Le début de la fin
Je m'appelle Tom.
Et, honnêtement, je n'avais pas la folle envie de devenir un hybride.
En fait, disons que je m'en fichais.
Je vivais en périphérie de Billund, une ville danoise, en colocation avec Nathan, un ami proche. Nous vivions en couple dans un petit appartement lugubre, contraints de venir habiter ici afin de pouvoir s'éloigner le plus possible des réflexions homophobes de nos familles. Et, franchement, je commençais à en avoir par dessus la tête de la pluie et du mauvais temps qui semblaient nous avoir suivi depuis Londres, d'où nous avions déménagé.
Les nuages noirs que j'apercevais depuis ma fenêtre dégageaient une atmosphère grise et triste. C'était tout sauf agréable, comme si le ciel lui-même se préparait à nous annoncer la mauvaise nouvelle qui allait suivre. Des gouttes de pluie commencèrent à apparaître sur la vitre. Le temps, déjà maussade, ne semblait pas suffire pour gâcher cette journée une bonne fois pour toute. Je rabattis mon casque sur mes oreilles, et me reconcentrai sur ma partie en cours. L'icône de chargement s'afficha à l'écran et une bande noire s'étira en dessous. Après quelques secondes, une ligne verte commença à y apparaître, puis, pixel par pixel, en remplit une partie presque invisible à l'œil nu avant de stopper brusquement sa progression. L'information « 1% » apparut sur la bande. Je poussai un râle de rage et tournai la tête vers Nathan, histoire de trouver de quoi me distraire pendant la longue attente qui allait suivre. Il était en train de chausser ses bottes, imperméable sur le dos, et semblait tout excité.

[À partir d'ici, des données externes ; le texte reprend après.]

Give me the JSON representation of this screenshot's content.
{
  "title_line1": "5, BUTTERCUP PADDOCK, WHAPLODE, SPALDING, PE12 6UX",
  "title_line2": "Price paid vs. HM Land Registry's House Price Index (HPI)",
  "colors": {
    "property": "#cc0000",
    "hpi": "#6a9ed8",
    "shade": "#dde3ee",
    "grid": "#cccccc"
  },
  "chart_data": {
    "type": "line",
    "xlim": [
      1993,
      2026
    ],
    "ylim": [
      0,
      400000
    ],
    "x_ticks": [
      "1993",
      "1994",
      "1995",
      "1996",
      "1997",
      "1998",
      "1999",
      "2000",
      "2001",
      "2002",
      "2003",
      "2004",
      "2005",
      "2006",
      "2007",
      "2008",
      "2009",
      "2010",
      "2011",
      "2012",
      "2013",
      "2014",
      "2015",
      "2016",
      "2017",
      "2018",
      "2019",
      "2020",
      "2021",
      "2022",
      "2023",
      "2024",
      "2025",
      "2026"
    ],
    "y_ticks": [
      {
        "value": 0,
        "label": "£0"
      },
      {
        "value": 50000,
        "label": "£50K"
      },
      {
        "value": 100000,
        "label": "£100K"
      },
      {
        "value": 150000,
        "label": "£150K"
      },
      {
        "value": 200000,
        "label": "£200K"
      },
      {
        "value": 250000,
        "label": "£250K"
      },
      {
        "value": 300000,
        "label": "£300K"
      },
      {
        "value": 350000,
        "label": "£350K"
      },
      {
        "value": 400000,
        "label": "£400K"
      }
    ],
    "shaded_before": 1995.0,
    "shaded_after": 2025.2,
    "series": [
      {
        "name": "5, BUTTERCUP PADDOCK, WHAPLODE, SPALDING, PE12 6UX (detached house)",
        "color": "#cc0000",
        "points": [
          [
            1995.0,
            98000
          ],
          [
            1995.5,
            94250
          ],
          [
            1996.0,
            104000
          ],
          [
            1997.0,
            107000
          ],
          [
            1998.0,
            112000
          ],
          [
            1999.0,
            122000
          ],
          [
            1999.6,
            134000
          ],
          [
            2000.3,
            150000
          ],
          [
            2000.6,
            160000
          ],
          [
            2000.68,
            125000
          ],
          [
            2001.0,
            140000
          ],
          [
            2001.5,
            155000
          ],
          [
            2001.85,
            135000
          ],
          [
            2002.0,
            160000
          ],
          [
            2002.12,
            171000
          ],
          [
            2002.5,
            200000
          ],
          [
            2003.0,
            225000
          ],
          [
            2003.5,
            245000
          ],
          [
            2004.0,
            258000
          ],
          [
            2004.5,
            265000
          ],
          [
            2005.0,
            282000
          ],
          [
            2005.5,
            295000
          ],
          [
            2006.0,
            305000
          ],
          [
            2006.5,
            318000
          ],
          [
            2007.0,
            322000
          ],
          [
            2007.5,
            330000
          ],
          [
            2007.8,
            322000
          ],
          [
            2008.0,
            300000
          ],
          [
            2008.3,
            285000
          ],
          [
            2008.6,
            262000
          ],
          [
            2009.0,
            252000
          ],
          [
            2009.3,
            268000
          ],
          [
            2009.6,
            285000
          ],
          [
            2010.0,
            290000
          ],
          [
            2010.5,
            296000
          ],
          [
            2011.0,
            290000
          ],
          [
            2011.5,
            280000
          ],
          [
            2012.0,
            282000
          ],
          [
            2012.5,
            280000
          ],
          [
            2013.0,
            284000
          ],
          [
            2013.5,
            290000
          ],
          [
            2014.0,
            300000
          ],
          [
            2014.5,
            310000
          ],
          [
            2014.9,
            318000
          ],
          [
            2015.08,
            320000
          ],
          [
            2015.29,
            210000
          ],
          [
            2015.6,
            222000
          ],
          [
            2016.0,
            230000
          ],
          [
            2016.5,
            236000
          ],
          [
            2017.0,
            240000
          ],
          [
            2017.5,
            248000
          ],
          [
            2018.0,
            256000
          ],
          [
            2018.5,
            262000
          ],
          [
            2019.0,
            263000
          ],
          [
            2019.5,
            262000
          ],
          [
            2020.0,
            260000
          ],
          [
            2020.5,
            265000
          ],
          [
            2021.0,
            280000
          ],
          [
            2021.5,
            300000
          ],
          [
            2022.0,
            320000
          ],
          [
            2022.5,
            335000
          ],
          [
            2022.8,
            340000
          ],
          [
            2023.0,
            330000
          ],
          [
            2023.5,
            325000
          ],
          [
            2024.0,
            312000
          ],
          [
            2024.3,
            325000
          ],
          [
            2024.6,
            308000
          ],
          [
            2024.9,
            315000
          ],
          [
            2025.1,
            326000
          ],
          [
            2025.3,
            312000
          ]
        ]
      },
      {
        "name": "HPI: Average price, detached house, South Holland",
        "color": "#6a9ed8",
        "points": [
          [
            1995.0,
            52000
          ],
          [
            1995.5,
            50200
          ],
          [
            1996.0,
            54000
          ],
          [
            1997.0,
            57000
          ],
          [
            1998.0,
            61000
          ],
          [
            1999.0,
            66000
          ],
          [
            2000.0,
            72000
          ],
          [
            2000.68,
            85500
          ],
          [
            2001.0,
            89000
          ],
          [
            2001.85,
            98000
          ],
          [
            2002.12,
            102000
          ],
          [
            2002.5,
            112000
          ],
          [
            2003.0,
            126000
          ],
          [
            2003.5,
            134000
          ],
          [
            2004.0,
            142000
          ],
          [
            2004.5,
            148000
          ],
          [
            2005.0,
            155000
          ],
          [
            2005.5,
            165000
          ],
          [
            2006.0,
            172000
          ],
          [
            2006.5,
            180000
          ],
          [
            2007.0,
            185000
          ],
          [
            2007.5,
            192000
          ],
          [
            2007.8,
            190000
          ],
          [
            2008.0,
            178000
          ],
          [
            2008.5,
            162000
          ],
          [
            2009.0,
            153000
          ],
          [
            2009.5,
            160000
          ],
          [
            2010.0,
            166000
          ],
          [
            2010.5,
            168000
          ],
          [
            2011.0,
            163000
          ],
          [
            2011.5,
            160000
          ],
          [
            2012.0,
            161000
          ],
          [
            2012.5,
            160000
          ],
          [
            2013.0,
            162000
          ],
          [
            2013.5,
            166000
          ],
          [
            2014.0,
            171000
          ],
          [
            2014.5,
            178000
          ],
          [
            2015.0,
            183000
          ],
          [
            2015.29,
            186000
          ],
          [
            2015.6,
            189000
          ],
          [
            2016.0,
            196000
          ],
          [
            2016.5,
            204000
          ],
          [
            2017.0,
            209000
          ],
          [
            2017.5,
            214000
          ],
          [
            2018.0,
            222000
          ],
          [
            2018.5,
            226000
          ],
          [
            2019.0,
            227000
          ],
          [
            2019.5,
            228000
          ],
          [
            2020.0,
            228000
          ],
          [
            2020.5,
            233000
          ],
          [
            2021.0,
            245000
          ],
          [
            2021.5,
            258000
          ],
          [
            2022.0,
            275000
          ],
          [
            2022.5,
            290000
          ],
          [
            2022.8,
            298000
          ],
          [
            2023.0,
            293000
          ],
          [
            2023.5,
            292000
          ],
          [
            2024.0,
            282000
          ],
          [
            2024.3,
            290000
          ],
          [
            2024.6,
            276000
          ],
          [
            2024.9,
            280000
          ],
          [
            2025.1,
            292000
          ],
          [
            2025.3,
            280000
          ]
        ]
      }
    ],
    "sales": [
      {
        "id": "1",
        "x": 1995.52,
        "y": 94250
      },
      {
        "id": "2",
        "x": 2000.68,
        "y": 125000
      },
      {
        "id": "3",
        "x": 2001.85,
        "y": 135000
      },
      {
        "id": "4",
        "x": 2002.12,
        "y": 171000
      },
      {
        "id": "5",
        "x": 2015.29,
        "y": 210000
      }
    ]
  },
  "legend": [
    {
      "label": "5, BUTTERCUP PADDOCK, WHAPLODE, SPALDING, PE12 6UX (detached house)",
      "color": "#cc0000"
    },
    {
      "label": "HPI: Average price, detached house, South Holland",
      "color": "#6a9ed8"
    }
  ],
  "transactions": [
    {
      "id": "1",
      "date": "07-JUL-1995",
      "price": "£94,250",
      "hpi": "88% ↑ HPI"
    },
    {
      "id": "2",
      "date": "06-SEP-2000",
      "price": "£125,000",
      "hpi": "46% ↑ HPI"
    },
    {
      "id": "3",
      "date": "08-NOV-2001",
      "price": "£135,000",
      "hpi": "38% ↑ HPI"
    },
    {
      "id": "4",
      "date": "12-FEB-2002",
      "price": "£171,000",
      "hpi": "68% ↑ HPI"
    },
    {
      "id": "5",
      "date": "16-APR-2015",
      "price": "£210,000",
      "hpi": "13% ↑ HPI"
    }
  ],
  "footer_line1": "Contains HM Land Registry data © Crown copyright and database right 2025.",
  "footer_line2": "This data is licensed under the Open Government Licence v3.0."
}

– Où est-ce que tu vas ? demandai-je en relevant un peu mon casque sur mes tempes.
– Je vais au parc, répondit-il (Il passa ses gants sur ses doigts et resserra le cordon au niveau de ses poignets) Une comète devrait passer dans une petite demi-heure, il faut que je me dépêche !
Je soupirai. Ça allait faire au moins 5 fois qu'il tentait de se rendre aux points d'hybridation, et à chaque fois il revenait bredouille. Piètre sportif, il rêvait de pouvoir augmenter ses capacités, et il avait donc tout misé sur l'hybridation. Beaucoup de gens avaient pensé de cette façon, et beaucoup avaient réussi. Tous sauf lui.
Il sembla percevoir mon regard anxieux, et y répondit par un simple sourire.
– Je suis sûr que ça va marcher cette fois ! déclara-t-il.
Il réajusta ses cheveux brun-roux et se dirigea vers la porte. Il paraissait décidé et serein, comme à chaque fois qu'il avait l'occasion de tenter sa chance, même si je ressentais une pointe de nervosité dans sa voix. Comme moi, il savait qu'il y avait une faible probabilité qu'il se transforme, après cinq essais, mais il voulait tout de même continuer à y croire.
– Souhaite-moi bonne chance !
Je levai mon pouce en signe d'encouragement, même si je n'y croyais pas du tout, puis Nathan partit s'aventurer sous les trombes d'eau.
Je me remis en face de mon clavier, et me réjouis en voyant que le pourcentage avait augmenté de soixante. Soudain, alors que ce dernier allait enfin atteindre les cent pour cent, un message d'erreur s'afficha sur mon écran. Puis tout devint noir, et mon ordinateur s'éteignit. Vexé, j'envoyai mon casque voler à travers la pièce en poussant un cri de rage. Le malheureux appareil s'écrasa contre un mur, en produisant un craquement qui trahissait que je ne pourrais plus m'en servir pendant un moment. Nathan me répétait souvent que les jeux vidéos te bouffent le cerveau et que j'y passais trop temps, or ces mêmes jeux étaient toute ma vie. Le seul moyen de me tenir occupé dans cet horrible appartement.